La petizione ha raggiunto oltre 41mila firme. La 35enne di Milano, esclusa dal concerto di Taylor Swift nonostante abbia acquistato un biglietto “vip”, ora partecipa ai tavoli tecnici del ministero

«Non vogliamo recinti: un concerto accessibile a tutti è possibile, in tutta sicurezza". Continua la battaglia di Silvia Stoyanova, la 35enne di Milano esclusa dal concerto di Taylor Swift a San Siro, nonostante abbia acquistato un biglietto “vip“: con la sedia a rotelle non si può. A luglio aveva lanciato una petizione per chiedere più posti e più attenzione per le persone con disabilità ai concerti, raccogliendo oltre 41mila firme. Da novembre partecipa ai tavoli tecnici, promossi dalla ministra Alessandra Locatelli, per migliorare l’accessibilità agli eventi e agli spettacoli. Con lei c’è Simona Ciappei, che aveva aperto la pagina “Sotto il palco anch’io“, ci sono le associazioni e gli organizzatori degli eventi. "Ringrazio la ministra per l’invito, speriamo che questi incontri portino a una svolta e a risultati concreti – racconta –: con Simona stiamo portando al tavolo anche buone pratiche, che sono già realtà all’estero".

Davanti ai suoi occhi il video del live di Melbourne, con Daisy, una bimba sulla sedia a rotelle, al suo primissimo concerto: balla con la sua accompagnatrice ascoltando Taylor Swift, nel parterre. "La sua postazione è al livello di tutti gli altri, può uscire e gironzolare in mezzo alle altre persone. Ho pianto per la gioia di vedere una bambina così felice – confessa Silvia –. C’erano più di 90mila persone, ma era libera, era sicura". Silvia ha contattato subito la mamma di Daisy, Libby, "per farle capire cosa quel video significasse per noi: questo è vivere un concerto". «È stata un’esperienza bellissima", le ha confermato Libby, che appena ha visto le foto delle piattaforma per disabili ai concerti di San Siro si è rattristata parecchio. E si è pure indignata: "Vorrei potervi aiutare da qui".

"Il sorriso di Daisy deve essere d’esempio per noi – sottolinea Silvia –: la sua postazione era vicina al palco e non era l’unica, ce ne erano parecchie dislocate in più punti.
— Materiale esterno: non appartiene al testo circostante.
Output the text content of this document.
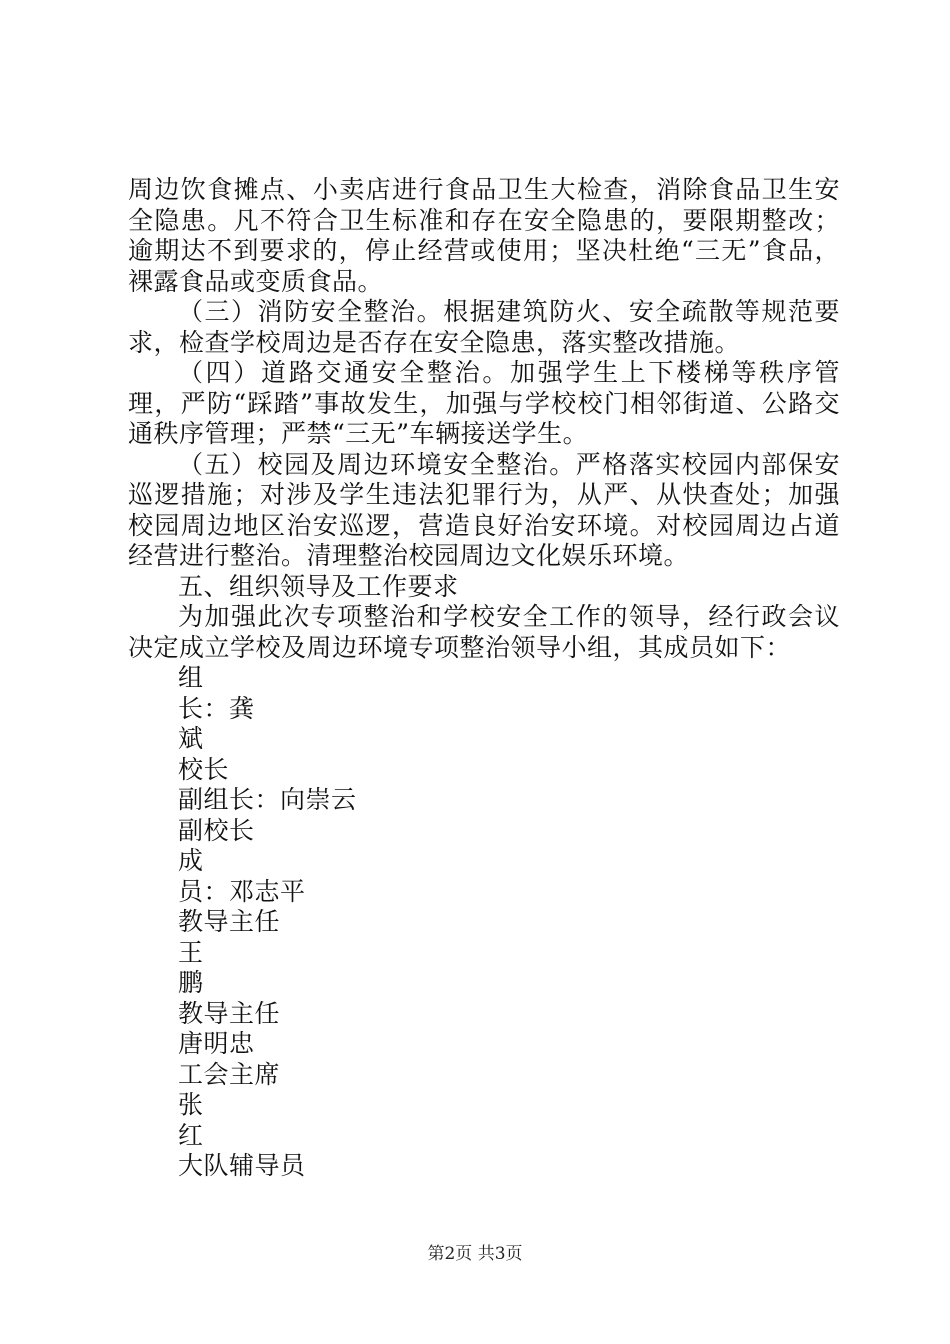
周边饮食摊点、小卖店进行食品卫生大检查，消除食品卫生安全隐患。凡不符合卫生标准和存在安全隐患的，要限期整改；逾期达不到要求的，停止经营或使用；坚决杜绝“三无”食品，裸露食品或变质食品。

（三）消防安全整治。根据建筑防火、安全疏散等规范要求，检查学校周边是否存在安全隐患，落实整改措施。

（四）道路交通安全整治。加强学生上下楼梯等秩序管理，严防“踩踏”事故发生，加强与学校校门相邻街道、公路交通秩序管理；严禁“三无”车辆接送学生。

（五）校园及周边环境安全整治。严格落实校园内部保安巡逻措施；对涉及学生违法犯罪行为，从严、从快查处；加强校园周边地区治安巡逻，营造良好治安环境。对校园周边占道经营进行整治。清理整治校园周边文化娱乐环境。

五、组织领导及工作要求

为加强此次专项整治和学校安全工作的领导，经行政会议决定成立学校及周边环境专项整治领导小组，其成员如下：

组
长：龚
斌
校长
副组长：向崇云
副校长
成
员：邓志平
教导主任
王
鹏
教导主任
唐明忠
工会主席
张
红
大队辅导员
第2页 共3页
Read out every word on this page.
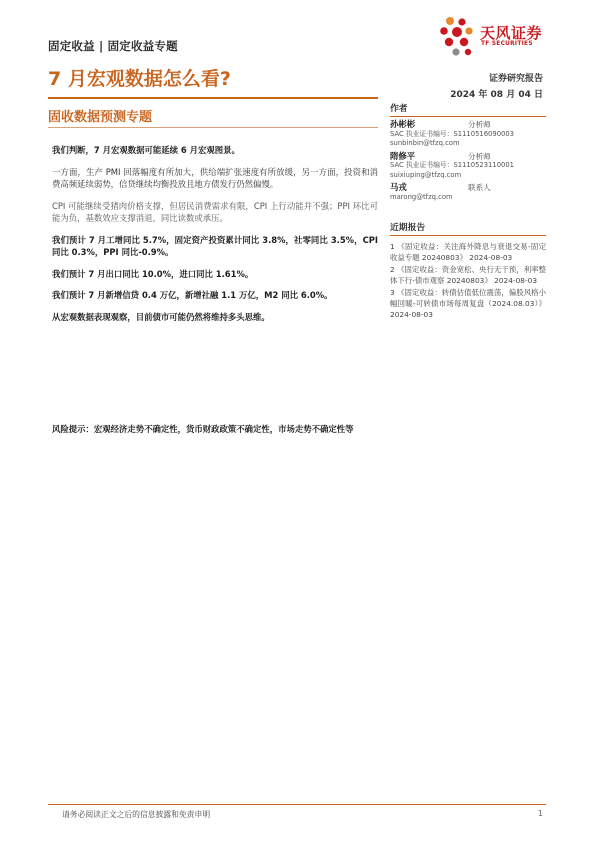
固定收益 | 固定收益专题
天风证券
TF SECURITIES
7 月宏观数据怎么看?	证券研究报告
2024 年 08 月 04 日
固收数据预测专题

我们判断，7 月宏观数据可能延续 6 月宏观图景。

一方面，生产 PMI 回落幅度有所加大，供给端扩张速度有所放缓，另一方面，投资和消费高频延续弱势，信贷继续均衡投放且地方债发行仍然偏慢。

CPI 可能继续受猪肉价格支撑，但居民消费需求有限，CPI 上行动能并不强；PPI 环比可能为负，基数效应支撑消退，同比读数或承压。

我们预计 7 月工增同比 5.7%，固定资产投资累计同比 3.8%，社零同比 3.5%，CPI 同比 0.3%，PPI 同比-0.9%。

我们预计 7 月出口同比 10.0%，进口同比 1.61%。

我们预计 7 月新增信贷 0.4 万亿，新增社融 1.1 万亿，M2 同比 6.0%。

从宏观数据表现观察，目前债市可能仍然将维持多头思维。

风险提示：宏观经济走势不确定性，货币财政政策不确定性，市场走势不确定性等
作者
孙彬彬	分析师
SAC 执业证书编号：S1110516090003
sunbinbin@tfzq.com
隋修平	分析师
SAC 执业证书编号：S1110523110001
suixiuping@tfzq.com
马戎	联系人
marong@tfzq.com
近期报告
1 《固定收益：关注海外降息与衰退交易-固定收益专题 20240803》 2024-08-03
2 《固定收益：资金宽松、央行无干预，利率整体下行-债市观察 20240803》 2024-08-03
3 《固定收益：转债估值低位震荡，偏股风格小幅回暖-可转债市场每周复盘（2024.08.03）》 2024-08-03
请务必阅读正文之后的信息披露和免责申明	1
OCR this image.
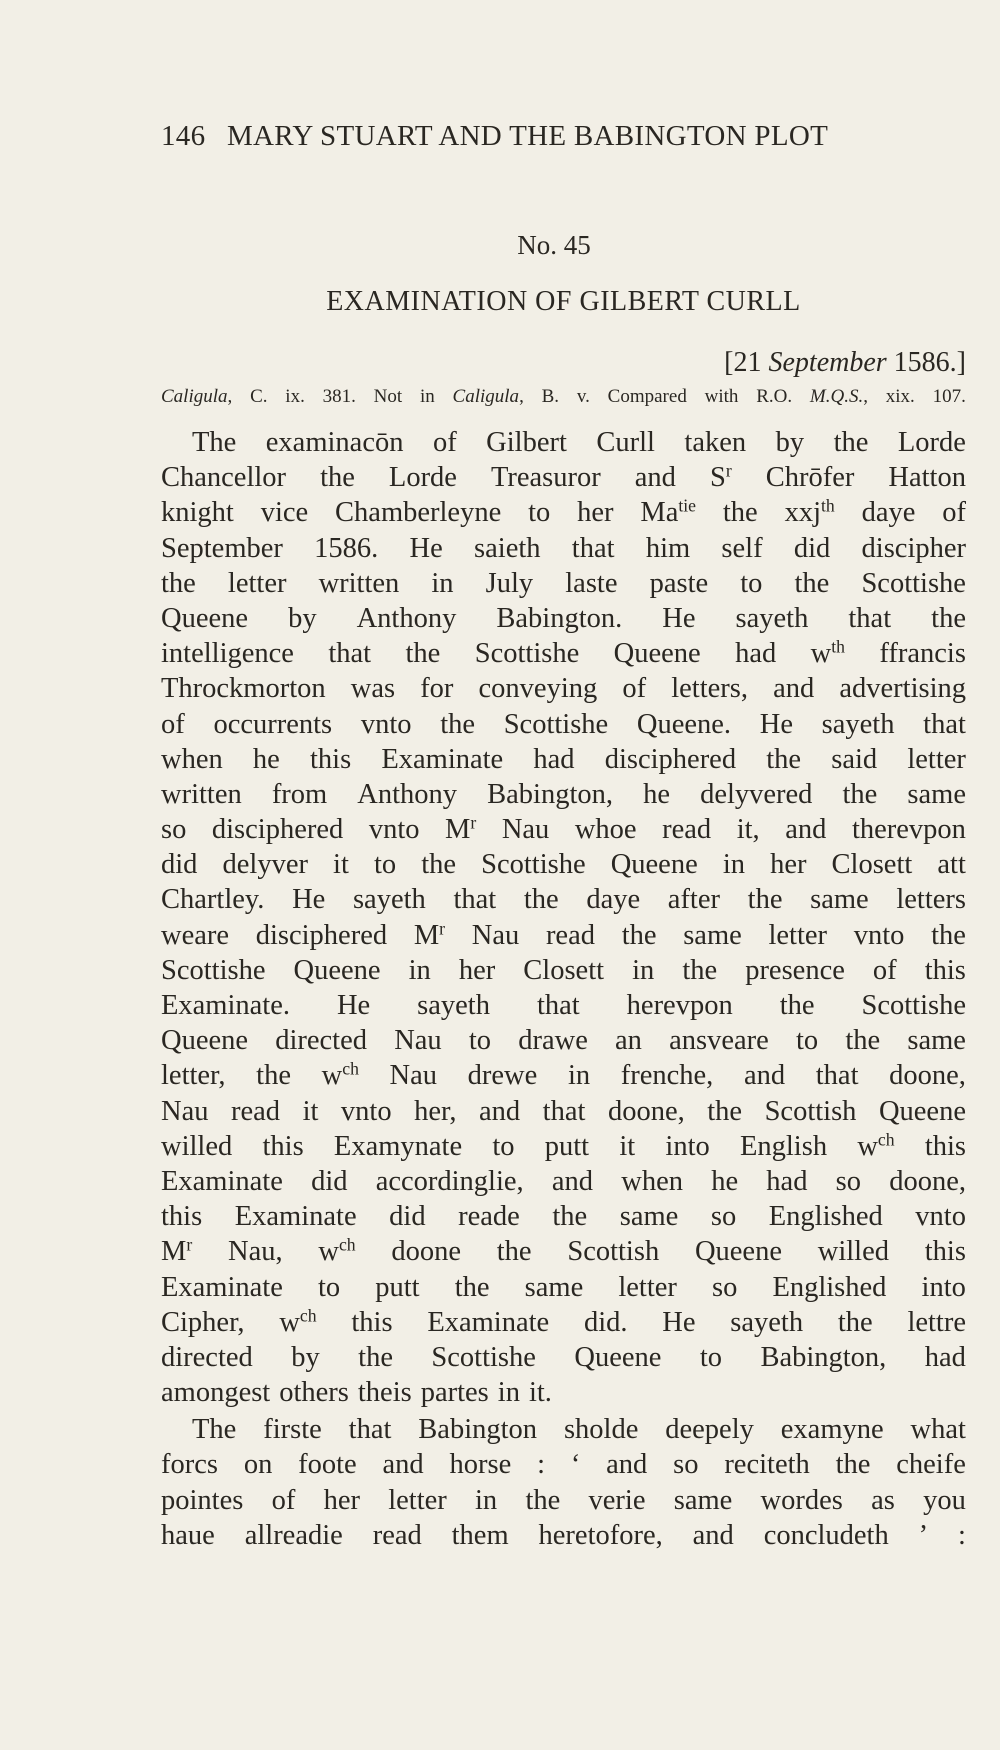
146 MARY STUART AND THE BABINGTON PLOT
No. 45
EXAMINATION OF GILBERT CURLL
[21 September 1586.]
Caligula, C. ix. 381. Not in Caligula, B. v. Compared with R.O. M.Q.S., xix. 107.
The examinacōn of Gilbert Curll taken by the Lorde
Chancellor the Lorde Treasuror and $S^r$ Chrōfer Hatton
knight vice Chamberleyne to her $Ma^{tie}$ the xxj$^{th}$ daye of
September 1586. He saieth that him self did discipher
the letter written in July laste paste to the Scottishe
Queene by Anthony Babington. He sayeth that the
intelligence that the Scottishe Queene had $w^{th}$ ffrancis
Throckmorton was for conveying of letters, and advertising
of occurrents vnto the Scottishe Queene. He sayeth that
when he this Examinate had disciphered the said letter
written from Anthony Babington, he delyvered the same
so disciphered vnto $M^r$ Nau whoe read it, and therevpon
did delyver it to the Scottishe Queene in her Closett att
Chartley. He sayeth that the daye after the same letters
weare disciphered $M^r$ Nau read the same letter vnto the
Scottishe Queene in her Closett in the presence of this
Examinate. He sayeth that herevpon the Scottishe
Queene directed Nau to drawe an ansveare to the same
letter, the $w^{ch}$ Nau drewe in frenche, and that doone,
Nau read it vnto her, and that doone, the Scottish Queene
willed this Examynate to putt it into English $w^{ch}$ this
Examinate did accordinglie, and when he had so doone,
this Examinate did reade the same so Englished vnto
$M^r$ Nau, $w^{ch}$ doone the Scottish Queene willed this
Examinate to putt the same letter so Englished into
Cipher, $w^{ch}$ this Examinate did. He sayeth the lettre
directed by the Scottishe Queene to Babington, had
amongest others theis partes in it.
The firste that Babington sholde deepely examyne what
forcs on foote and horse : ‘ and so reciteth the cheife
pointes of her letter in the verie same wordes as you
haue allreadie read them heretofore, and concludeth ’ :
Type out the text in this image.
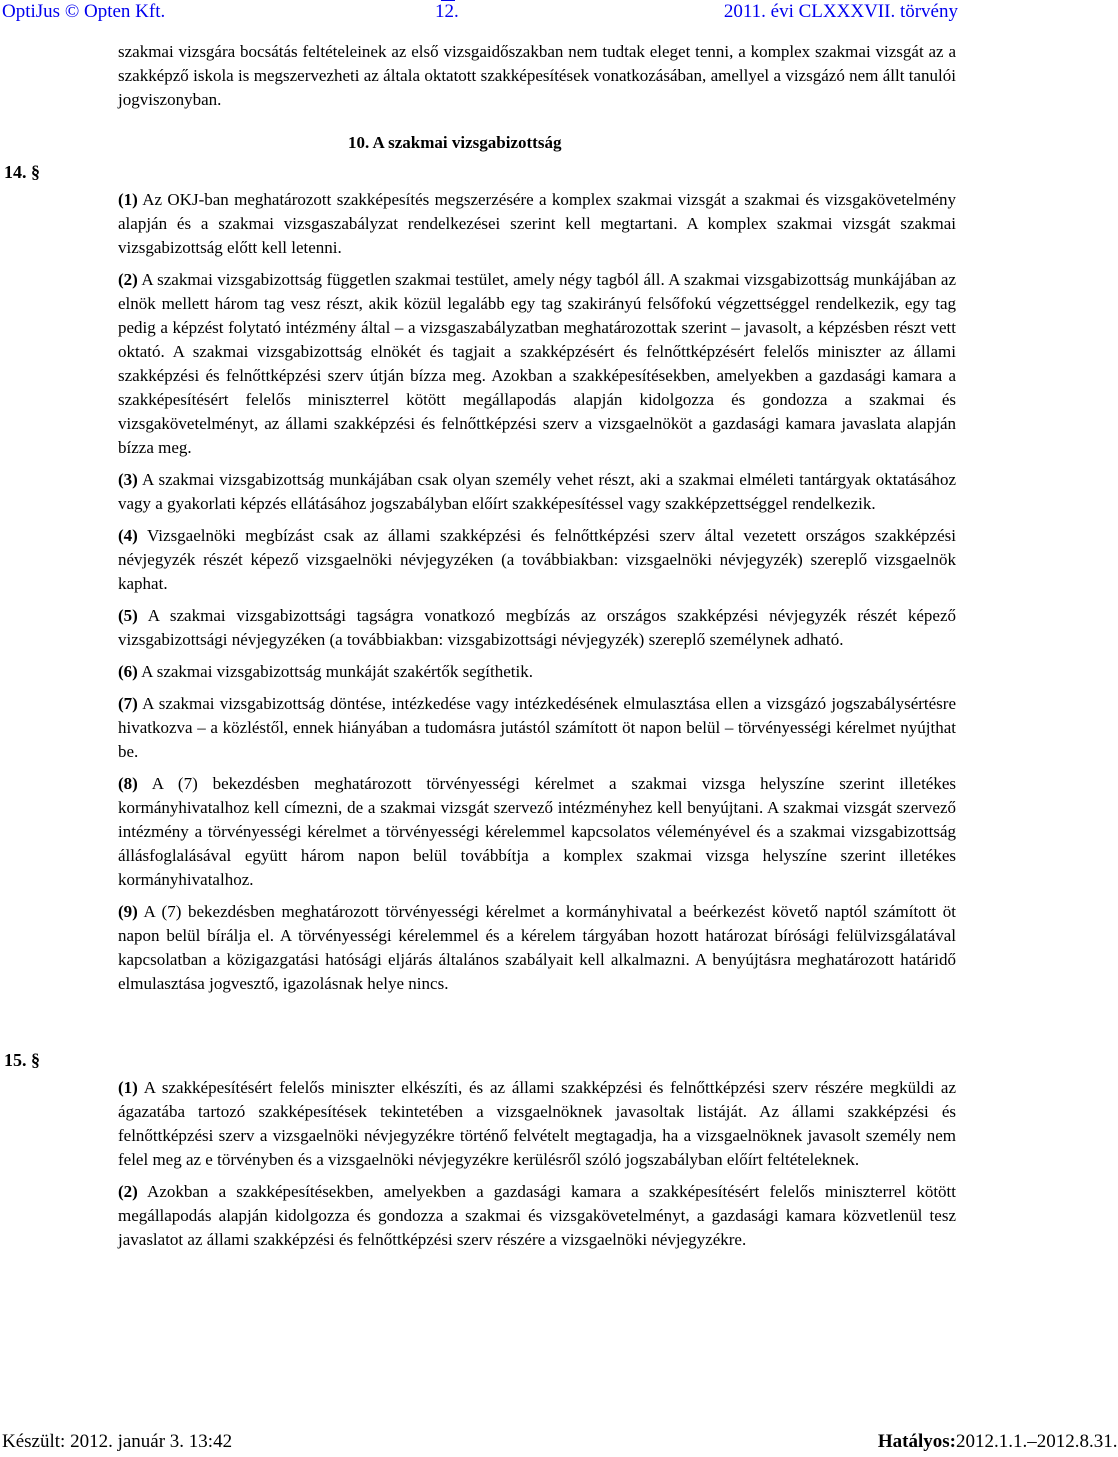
OptiJus © Opten Kft.	12.	2011. évi CLXXXVII. törvény

szakmai vizsgára bocsátás feltételeinek az első vizsgaidőszakban nem tudtak eleget tenni, a komplex szakmai vizsgát az a szakképző iskola is megszervezheti az általa oktatott szakképesítések vonatkozásában, amellyel a vizsgázó nem állt tanulói jogviszonyban.

10. A szakmai vizsgabizottság
14. §

(1) Az OKJ-ban meghatározott szakképesítés megszerzésére a komplex szakmai vizsgát a szakmai és vizsgakövetelmény alapján és a szakmai vizsgaszabályzat rendelkezései szerint kell megtartani. A komplex szakmai vizsgát szakmai vizsgabizottság előtt kell letenni.

(2) A szakmai vizsgabizottság független szakmai testület, amely négy tagból áll. A szakmai vizsgabizottság munkájában az elnök mellett három tag vesz részt, akik közül legalább egy tag szakirányú felsőfokú végzettséggel rendelkezik, egy tag pedig a képzést folytató intézmény által – a vizsgaszabályzatban meghatározottak szerint – javasolt, a képzésben részt vett oktató. A szakmai vizsgabizottság elnökét és tagjait a szakképzésért és felnőttképzésért felelős miniszter az állami szakképzési és felnőttképzési szerv útján bízza meg. Azokban a szakképesítésekben, amelyekben a gazdasági kamara a szakképesítésért felelős miniszterrel kötött megállapodás alapján kidolgozza és gondozza a szakmai és vizsgakövetelményt, az állami szakképzési és felnőttképzési szerv a vizsgaelnököt a gazdasági kamara javaslata alapján bízza meg.

(3) A szakmai vizsgabizottság munkájában csak olyan személy vehet részt, aki a szakmai elméleti tantárgyak oktatásához vagy a gyakorlati képzés ellátásához jogszabályban előírt szakképesítéssel vagy szakképzettséggel rendelkezik.

(4) Vizsgaelnöki megbízást csak az állami szakképzési és felnőttképzési szerv által vezetett országos szakképzési névjegyzék részét képező vizsgaelnöki névjegyzéken (a továbbiakban: vizsgaelnöki névjegyzék) szereplő vizsgaelnök kaphat.

(5) A szakmai vizsgabizottsági tagságra vonatkozó megbízás az országos szakképzési névjegyzék részét képező vizsgabizottsági névjegyzéken (a továbbiakban: vizsgabizottsági névjegyzék) szereplő személynek adható.

(6) A szakmai vizsgabizottság munkáját szakértők segíthetik.

(7) A szakmai vizsgabizottság döntése, intézkedése vagy intézkedésének elmulasztása ellen a vizsgázó jogszabálysértésre hivatkozva – a közléstől, ennek hiányában a tudomásra jutástól számított öt napon belül – törvényességi kérelmet nyújthat be.

(8) A (7) bekezdésben meghatározott törvényességi kérelmet a szakmai vizsga helyszíne szerint illetékes kormányhivatalhoz kell címezni, de a szakmai vizsgát szervező intézményhez kell benyújtani. A szakmai vizsgát szervező intézmény a törvényességi kérelmet a törvényességi kérelemmel kapcsolatos véleményével és a szakmai vizsgabizottság állásfoglalásával együtt három napon belül továbbítja a komplex szakmai vizsga helyszíne szerint illetékes kormányhivatalhoz.

(9) A (7) bekezdésben meghatározott törvényességi kérelmet a kormányhivatal a beérkezést követő naptól számított öt napon belül bírálja el. A törvényességi kérelemmel és a kérelem tárgyában hozott határozat bírósági felülvizsgálatával kapcsolatban a közigazgatási hatósági eljárás általános szabályait kell alkalmazni. A benyújtásra meghatározott határidő elmulasztása jogvesztő, igazolásnak helye nincs.

15. §

(1) A szakképesítésért felelős miniszter elkészíti, és az állami szakképzési és felnőttképzési szerv részére megküldi az ágazatába tartozó szakképesítések tekintetében a vizsgaelnöknek javasoltak listáját. Az állami szakképzési és felnőttképzési szerv a vizsgaelnöki névjegyzékre történő felvételt megtagadja, ha a vizsgaelnöknek javasolt személy nem felel meg az e törvényben és a vizsgaelnöki névjegyzékre kerülésről szóló jogszabályban előírt feltételeknek.

(2) Azokban a szakképesítésekben, amelyekben a gazdasági kamara a szakképesítésért felelős miniszterrel kötött megállapodás alapján kidolgozza és gondozza a szakmai és vizsgakövetelményt, a gazdasági kamara közvetlenül tesz javaslatot az állami szakképzési és felnőttképzési szerv részére a vizsgaelnöki névjegyzékre.

Készült: 2012. január 3. 13:42	Hatályos: 2012.1.1.–2012.8.31.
Alcuni giorni prima lo stadio invita le persone con disabilità a una visita, per familiarizzare col posto senza la ressa". Con Simona ha portato sul tavolo le linee guida americane, molte proposte ("come più postazioni in diversi punti per venire incontro alle difficoltà motorie delle persone, che magari non riescono a ruotare il collo") e le testimonianze di altre persone con disabilità, come quella di Claritsa, che aveva già comprato un biglietto per Taylor Swift e nel frattempo ha avuto un incidente: è sulla sedia a rotelle, non vorrebbe rinunciare a quel momento di distrazione, "che per molti di noi è vita", o di Alessandra, rimasta fuori dal concerto di Ed Sheeran perché "le date di prenotazione per disabili erano poco chiare", come già accaduto a Silvia: "Aprano lo stesso giorno per tutti".

"Invitiamo altre persone a contattarci, per fare sentire le nostre voci", l’appello della 35enne, che ha aperto la pagina ’Un posto per Silvia’. "Siamo contenti che tutti abbiano a cuore la nostra sicurezza – conclude –, ma questa parola non deve essere utilizzata per giustificare le carenze: solo 100 posti su 60mila ’per sicurezza’, divisi dagli altri ’per sicurezza’. L’iperprotezione rischia di rafforzare barriere proprio in quegli eventi di gioia e condivisione dove persone normodotate e disabili potrebbero cantare insieme, stringere amicizie, evitando discriminazioni".